Less than a month after developer Howard Hughes and a Howard County-appointed housing watchdog group presented a joint recommendation for creating affordable housing in downtown Columbia, Councilwoman Jen Terrasa has filed her own legislation laying out an alternative plan.
Terrasa's bill would require 15 percent of all new housing units developed downtown to be affordable to families earning between 40 and 80 percent of Howard County's area median income of $109,476. The legislation mirrors a proposal made in February by the Columbia Downtown Housing Corp., the county's housing watchdog group.
The housing corporation's members later decided to endorse, with some modifications, a plan put forth by Howard Hughes that would create affordable housing units through a combination of low-income tax credit projects and a smaller amount of affordable units — 6 to 10 percent — incorporated into future development.

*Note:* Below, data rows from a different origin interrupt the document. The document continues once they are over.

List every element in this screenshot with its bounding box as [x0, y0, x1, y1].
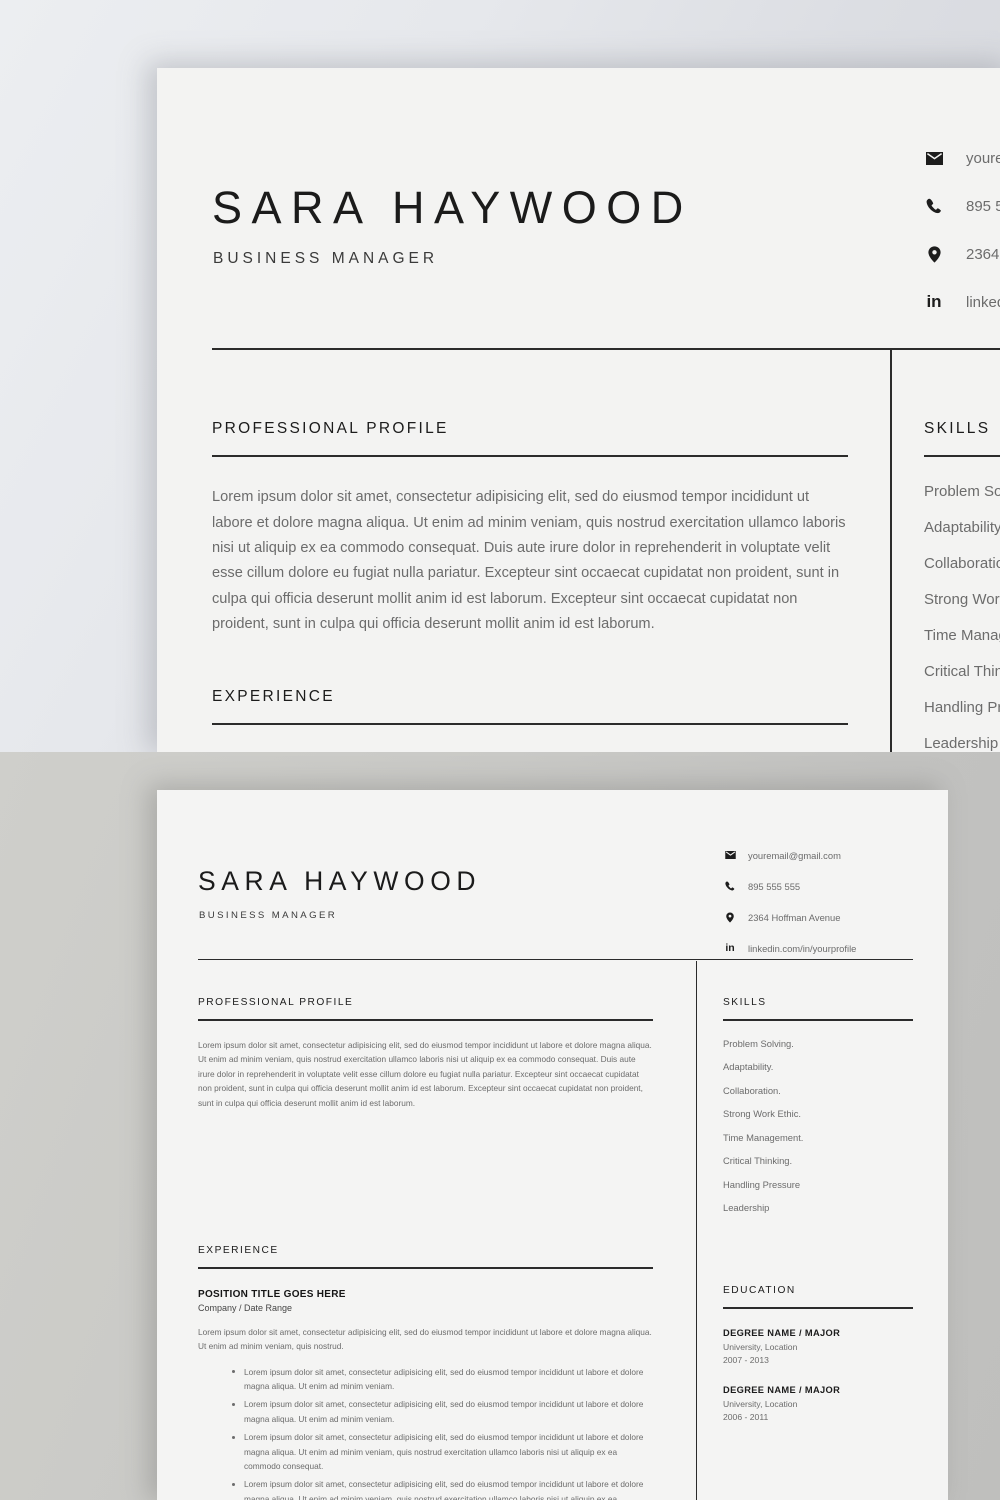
list-item: Critical Thinking. [723, 1155, 793, 1166]
section-education-full: EDUCATION DEGREE NAME / MAJOR University… [723, 1285, 923, 1425]
education-entry: DEGREE NAME / MAJOR University, Location… [723, 1328, 923, 1368]
contact-item-phone[interactable]: 895 555 555 [723, 879, 933, 893]
education-dates: 2007 - 2013 [723, 1355, 769, 1366]
section-rule-profile [198, 1019, 653, 1021]
preview-panel-full: SARA HAYWOOD BUSINESS MANAGER youremail@… [0, 752, 1000, 1500]
section-rule-education [723, 1307, 913, 1309]
education-degree: DEGREE NAME / MAJOR [723, 1327, 841, 1338]
section-heading-profile: PROFESSIONAL PROFILE [198, 997, 354, 1008]
list-item: Leadership [723, 1202, 770, 1213]
list-item: Strong Work Ethic. [723, 1108, 801, 1119]
job-role-subtitle: BUSINESS MANAGER [213, 250, 439, 267]
list-item: Time Management. [924, 627, 1000, 645]
contact-phone-text: 895 555 555 [748, 880, 801, 892]
section-heading-skills: SKILLS [924, 420, 991, 437]
section-rule-experience [212, 723, 848, 726]
contact-item-email[interactable]: youremail@gmail.com [924, 148, 1000, 168]
list-item: Problem Solving. [723, 1037, 794, 1049]
list-item: Problem Solving. [924, 483, 1000, 501]
resume-page-full: SARA HAYWOOD BUSINESS MANAGER youremail@… [157, 790, 948, 1500]
contact-list-zoomed: youremail@gmail.com 895 555 555 2364 Hof… [924, 148, 1000, 312]
contact-item-address[interactable]: 2364 Hoffman Avenue [723, 910, 933, 924]
contact-item-linkedin[interactable]: in linkedin.com/in/yourprofile [924, 292, 1000, 312]
linkedin-icon: in [725, 942, 735, 954]
profile-paragraph: Lorem ipsum dolor sit amet, consectetur … [212, 489, 846, 633]
job-title: POSITION TITLE GOES HERE [198, 1288, 346, 1300]
list-item: Collaboration. [924, 555, 1000, 573]
envelope-icon [924, 148, 944, 168]
section-heading-education: EDUCATION [723, 1285, 796, 1296]
section-rule-experience [198, 1267, 653, 1269]
list-item: Critical Thinking. [924, 663, 1000, 681]
skills-list-full: Problem Solving. Adaptability. Collabora… [723, 1038, 923, 1214]
job-role-subtitle: BUSINESS MANAGER [199, 910, 338, 921]
job-company-dates: Company / Date Range [198, 1302, 293, 1313]
list-item: Time Management. [723, 1131, 804, 1143]
location-pin-icon [924, 244, 944, 264]
column-divider [696, 961, 698, 1500]
section-rule-skills [924, 455, 1000, 458]
phone-icon [924, 196, 944, 216]
list-item: Lorem ipsum dolor sit amet, consectetur … [228, 1477, 653, 1500]
list-item: Collaboration. [723, 1084, 781, 1096]
section-rule-profile [212, 455, 848, 458]
contact-email-text: youremail@gmail.com [966, 149, 1000, 167]
list-item: Strong Work Ethic. [924, 591, 1000, 609]
list-item: Adaptability. [924, 519, 1000, 537]
education-degree: DEGREE NAME / MAJOR [723, 1384, 841, 1395]
linkedin-icon: in [926, 292, 942, 311]
resume-page-zoomed: SARA HAYWOOD BUSINESS MANAGER youremail@… [157, 68, 1000, 752]
section-professional-profile-full: PROFESSIONAL PROFILE Lorem ipsum dolor s… [198, 997, 653, 1110]
contact-address-text: 2364 Hoffman Avenue [966, 245, 1000, 263]
experience-entry: POSITION TITLE GOES HERE Company / Date … [198, 1289, 653, 1500]
list-item: Adaptability. [723, 1061, 774, 1072]
section-skills-full: SKILLS Problem Solving. Adaptability. Co… [723, 997, 923, 1226]
contact-linkedin-text: linkedin.com/in/yourprofile [748, 942, 857, 954]
education-entry: DEGREE NAME / MAJOR University, Location… [723, 1385, 923, 1425]
section-heading-skills: SKILLS [723, 997, 767, 1008]
location-pin-icon [723, 910, 737, 924]
skills-list-zoomed: Problem Solving. Adaptability. Collabora… [924, 483, 1000, 752]
mockup-stage: SARA HAYWOOD BUSINESS MANAGER youremail@… [0, 0, 1000, 1500]
education-dates: 2006 - 2011 [723, 1412, 769, 1423]
header-divider [212, 348, 1000, 350]
section-heading-experience: EXPERIENCE [212, 688, 335, 705]
profile-paragraph: Lorem ipsum dolor sit amet, consectetur … [198, 1039, 652, 1108]
list-item: Lorem ipsum dolor sit amet, consectetur … [228, 1365, 653, 1394]
contact-phone-text: 895 555 555 [966, 197, 1000, 215]
section-heading-experience: EXPERIENCE [198, 1245, 279, 1256]
phone-icon [723, 879, 737, 893]
education-school: University, Location [723, 1398, 798, 1409]
header-divider [198, 959, 913, 961]
contact-item-phone[interactable]: 895 555 555 [924, 196, 1000, 216]
section-heading-profile: PROFESSIONAL PROFILE [212, 420, 449, 437]
list-item: Leadership [924, 735, 999, 752]
list-item: Handling Pressure [924, 699, 1000, 717]
page-title: SARA HAYWOOD [212, 182, 693, 233]
contact-linkedin-text: linkedin.com/in/yourprofile [966, 293, 1000, 311]
envelope-icon [723, 848, 737, 862]
list-item: Handling Pressure [723, 1178, 801, 1190]
contact-item-address[interactable]: 2364 Hoffman Avenue [924, 244, 1000, 264]
contact-item-linkedin[interactable]: in linkedin.com/in/yourprofile [723, 941, 933, 955]
job-summary: Lorem ipsum dolor sit amet, consectetur … [198, 1326, 652, 1352]
section-rule-skills [723, 1019, 913, 1021]
list-item: Lorem ipsum dolor sit amet, consectetur … [228, 1397, 653, 1426]
education-school: University, Location [723, 1341, 798, 1352]
section-professional-profile-zoomed: PROFESSIONAL PROFILE Lorem ipsum dolor s… [212, 420, 848, 638]
list-item: Lorem ipsum dolor sit amet, consectetur … [228, 1430, 653, 1473]
contact-item-email[interactable]: youremail@gmail.com [723, 848, 933, 862]
section-experience-full: EXPERIENCE POSITION TITLE GOES HERE Comp… [198, 1245, 653, 1500]
preview-panel-zoomed: SARA HAYWOOD BUSINESS MANAGER youremail@… [0, 0, 1000, 752]
column-divider [890, 350, 892, 752]
section-experience-zoomed: EXPERIENCE [212, 688, 848, 726]
contact-address-text: 2364 Hoffman Avenue [748, 911, 841, 923]
contact-email-text: youremail@gmail.com [748, 849, 841, 861]
job-bullet-list: Lorem ipsum dolor sit amet, consectetur … [228, 1365, 653, 1500]
section-skills-zoomed: SKILLS Problem Solving. Adaptability. Co… [924, 420, 1000, 752]
contact-list-full: youremail@gmail.com 895 555 555 2364 Hof… [723, 848, 933, 955]
page-title: SARA HAYWOOD [198, 866, 482, 896]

Terrasa, a Democrat who represents the southeast county, said she prefers the 15 percent standard and wanted to see it get full consideration alongside the joint Howard Hughes/CDHC recommendation, which the two groups presented to the council on Sept. 8.
"While I appreciate the time and energy that various people have put into recent attempts to reach an agreement, I believe the draft agreement compromises too much," Terrasa said in a statement. "It relieves [Howard Hughes] of their financial responsibility to provide affordable housing, and instead shifts that burden to the Howard County taxpayer.
According to an analysis by the county's Department of Planning and Zoning, the Howard Hughes/CDHC plan will have a positive fiscal impact of $1.2 billion on the county over a 35-year period. The study also calculated the impact of requiring 15 percent of all housing units to be developed at 80 percent affordability, which would generate about $1.1 billion for the county over the same time period.
Terrasa said later she thinks a 15 percent affordable housing requirement "is the tried and true way of producing affordable housing in the county, and I don't see any reason Howard Hughes should be treated differently or given preferential treatment in any way."
New developments in other parts of Howard County are required to incorporate either 10 or 15 percent moderate income housing units, depending on their location, or else developers must pay a fee-in-lieu to the county. Columbia, with its more flexible zoning rules, does not have the same requirement.
On paper, Terrasa's legislation would create about 700 units of affordable housing, while the joint recommendation proposed by Howard Hughes and the CDHC would create nearly 1,000 units.
However, the 970 low and moderate income units proposed by Howard Hughes come with a requested bonus density of 1,030 additional units, bringing the total number of units downtown to 6,530 – as opposed to 5,500, the original cap for downtown Columbia development, which Terrasa's plan preserves. Howard Hughes officials have said the extra density would help offset the cost of developing affordable units.
Terrasa also pointed out that 110 of the affordable units proposed under the Howard Hughes/CDHC plan would be built on the site of the former Columbia Flier building, which is not within the bounds of downtown Columbia.
Roy Appletree, a member of the Full Spectrum Housing Coalition and a former CDHC board member, said not all units deemed affordable are created equal.
"Those numbers are apples, oranges and pears," said Appletree, who resigned from the board after voting against the joint recommendations.
"I think the type of unit being developed under this plan is superior," Appletree said of Terrasa's bill, because units could be evenly spaced throughout downtown and developed in conjunction with currently planned projects. They would also focus on being affordable to moderate income families who do not qualify for section 8 federal housing vouchers but who cannot afford rents at or near market rate, he said.
Paul Casey, president of the CDHC, said he couldn't comment specifically on Terrasa's legislation because the organization's board had not yet had the chance to review it.
However, he said, "the past four months of negotiations and discussions with Howard Hughes brought our board to a point where they really believed very strongly and approved an approach that reflected the fact that it's more likely to ensure the success of developing more affordable units if we work cooperatively with Howard Hughes and develop a plan together."
Greg Fitchitt, vice president of development for Howard Hughes, declined to comment on Terrasa's plan.
In a statement, the Rev. Robert Turner, clergy co-chair for People Acting Together in Howard, a grassroots organization that has advocated for more affordable housing in the county, said the group is looking at the particulars of Terrasa's proposal.
"PATH appreciates Councilwoman Terrasa's decision to act in a way that she feels will work to maximize affordable housing in downtown Columbia," Turner said. "We are still analyzing the details of all proposals, but PATH is concerned that the result of Councilwoman Terrasa's legislation could be to decrease the overall number of affordable units as compared to the joint proposal of the Hughes Corp. and the CDHC."
Turner added that the group is also looking at the long-term enforceability and affordable unit distribution of the joint recommendation.
Before making its way to the council, Terrasa's legislation, which includes General Plan and zoning regulation amendments, will first be reviewed by the county's Department of Planning and Zoning and then will be presented to the Planning Board.